第36話 突入!ADKY
悪代官と言えば基本的に町娘とかの帯を引っ張ってくるくるさせる「よいではないか」を必殺技としているが、この宇宙悪代官はそれだけでは飽き足らず、町娘も町男も、町ジジイとか町犬、生きとし生けるものたちをとにかく、クルックルにしてやらねば気が済まないようになり、その挙句に「自分が回れば宇宙の全てが回る事になるのでは」という真理の境地に達した回転者でもあった。
尚、くるくる回された者達の実害は目が回る程度で、適切な報酬を受け取った上で家に帰されている。酷くても帰宅途中でくらくらして側溝に落ちるとか電柱にぶつかる程度だった。
そんな宇宙悪代官が回っている光景は凄まじい。触覚や頭は愚か、肩、腕、手首、脚、腰、あと……うん。とにかく回せるものは全部、ぶるんぶるん回っている。
「あははは!あはは!ひゃああああ!たんのすぃいぃ!」
「悪代官!悪代官!!あくだい……ADK!A・D・K!A・D・K!!」
ドゥンドゥンと響くバスドラムがキいたクラブミュージックに合わせて狂喜乱舞する悪代官。そのパフォーマンスに爆アゲの手下も熱狂だ。
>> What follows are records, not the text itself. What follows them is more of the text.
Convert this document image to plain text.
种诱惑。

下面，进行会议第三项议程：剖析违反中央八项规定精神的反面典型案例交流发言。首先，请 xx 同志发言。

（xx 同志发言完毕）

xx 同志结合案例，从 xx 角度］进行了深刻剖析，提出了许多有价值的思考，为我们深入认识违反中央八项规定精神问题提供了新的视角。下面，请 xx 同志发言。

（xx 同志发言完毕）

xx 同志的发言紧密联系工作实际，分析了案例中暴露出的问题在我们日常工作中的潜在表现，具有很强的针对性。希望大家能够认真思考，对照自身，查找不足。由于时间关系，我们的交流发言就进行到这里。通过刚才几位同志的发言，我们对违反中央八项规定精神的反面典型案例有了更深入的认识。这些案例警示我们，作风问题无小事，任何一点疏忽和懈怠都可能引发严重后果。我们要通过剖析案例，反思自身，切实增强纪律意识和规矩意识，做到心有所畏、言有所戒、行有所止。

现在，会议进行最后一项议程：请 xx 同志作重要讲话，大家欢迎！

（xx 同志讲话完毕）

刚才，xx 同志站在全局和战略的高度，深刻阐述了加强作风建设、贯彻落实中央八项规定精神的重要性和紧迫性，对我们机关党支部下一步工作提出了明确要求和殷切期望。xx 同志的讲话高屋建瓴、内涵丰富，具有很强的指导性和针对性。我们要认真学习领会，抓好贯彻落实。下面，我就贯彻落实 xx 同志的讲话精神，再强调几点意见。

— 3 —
もくもく焚かれたスモークを緑のレーザー・ライトが縦横無尽に切り裂くステージ構成はテクノサウンドを更に引き立て、悪代官の『御回り』を一層盛り上げる。
「ユミーコ!大丈夫か……くそう、やつら何てもんを見させるんだ!」
悪代官の屋敷の庭にちょこんと座ってこんなもんの一部始終を眺めていたユミーコは呆然自失としていた。マサムーシはまだ素っ裸でくるくる回っている悪代官を睨むと、その周辺で最高にキマっている手下どもを片っ端から殴り倒し、遂に悪代官の元に辿りついたのだった。